In his remarks during the FRONTLINE CLUB SPECIAL (July 2, 2011 4:00 PM), Žižek suggested that Bradley Manning should be nominated for the Nobel Peace Prize. The podcast is available at:


Also see the article by D.J. Pangburn at:

http://www.deathandtaxesmag.com/145977/bradley-manning-and-julian-assange-both-nominated-for-nobel-peace-prize/#1

Here are some brief excerpts from the article:

The Nobel Peace Prize nominees for 2011 recognize a number of activists, among them Julian Assange, Bradley Manning, Wael Ghonim, Tunisian blogger Lina Ben Mhenni, and Egyptian Israa Abdel Fattah together with the April 6 Youth Movement.

[....]

Manning allegedly leaked diplomatic cables and video (of a 2007 Apache helicopter attack) to WikiLeaks.

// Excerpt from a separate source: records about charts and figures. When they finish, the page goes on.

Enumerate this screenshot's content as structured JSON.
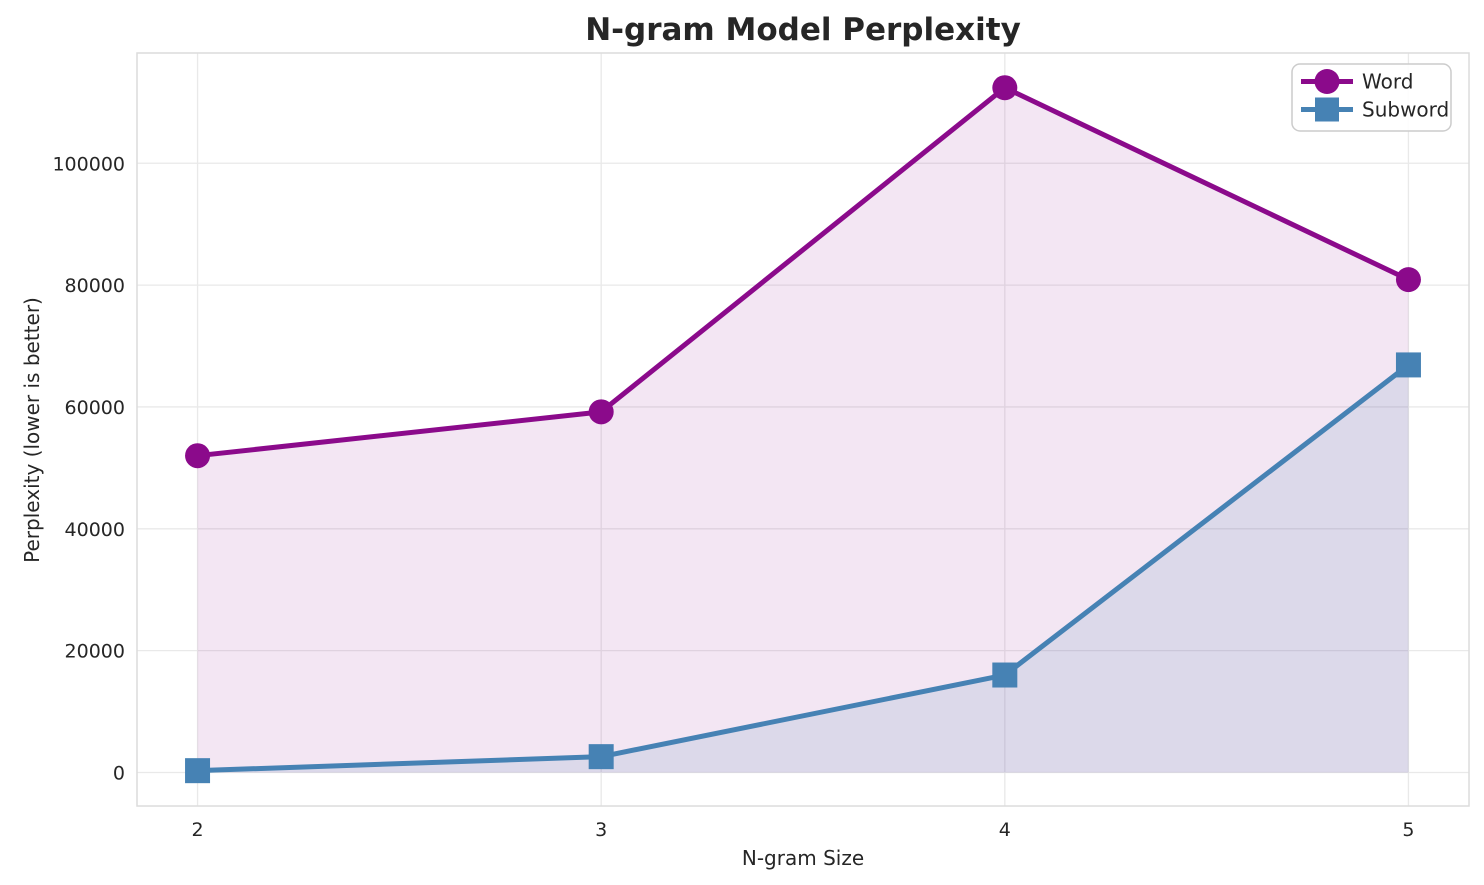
{
  "figure": {
    "title": "N-gram Model Perplexity",
    "xlabel": "N-gram Size",
    "ylabel": "Perplexity (lower is better)"
  },
  "legend": {
    "position": "upper right",
    "items": [
      {
        "label": "Word",
        "marker": "circle"
      },
      {
        "label": "Subword",
        "marker": "square"
      }
    ]
  },
  "chart_data": {
    "type": "line",
    "title": "N-gram Model Perplexity",
    "xlabel": "N-gram Size",
    "ylabel": "Perplexity (lower is better)",
    "x": [
      2,
      3,
      4,
      5
    ],
    "series": [
      {
        "name": "Word",
        "marker": "circle",
        "color": "#8B0A8B",
        "fill_opacity": 0.1,
        "values": [
          52000,
          59200,
          112400,
          80900
        ]
      },
      {
        "name": "Subword",
        "marker": "square",
        "color": "#4682B4",
        "fill_opacity": 0.13,
        "values": [
          300,
          2600,
          16000,
          66900
        ]
      }
    ],
    "xticks": [
      2,
      3,
      4,
      5
    ],
    "yticks": [
      0,
      20000,
      40000,
      60000,
      80000,
      100000
    ],
    "xlim": [
      1.85,
      5.15
    ],
    "ylim": [
      -5500,
      118100
    ],
    "grid": true,
    "fill_to_zero": true,
    "legend_position": "upper right"
  },
  "colors": {
    "background": "#FFFFFF",
    "text": "#262626",
    "grid": "#E9E9E9",
    "spine": "#DCDCDC",
    "legend_border": "#CCCCCC",
    "word": "#8B0A8B",
    "subword": "#4682B4"
  }
}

Manning had access to SIPRNet and the Joint Worldwide Intelligence Communications System from his workstation in Iraq. His reason for leaking the documents? Manning wrote to former hacker Adrian Lamo, “I want people to see the truth… regardless of who they are … because without information, you cannot make informed decisions as a public.”

[....]

If it had not been for WikiLeaks publishing the leaked diplomatic cables, the Arab Spring might not have been possible. The leaks were the catalyst, as Amnesty International stated, supplying the momentum in Tunisia and Egypt, for example. Even Retired U.S. Army Reserve Colonel Ann Wright, in a recent Stars & Stripes editorial, has called Wikileaks “a critically important tool for those who seek to uphold basic human-rights standards and the professional conduct of U.S. military forces.”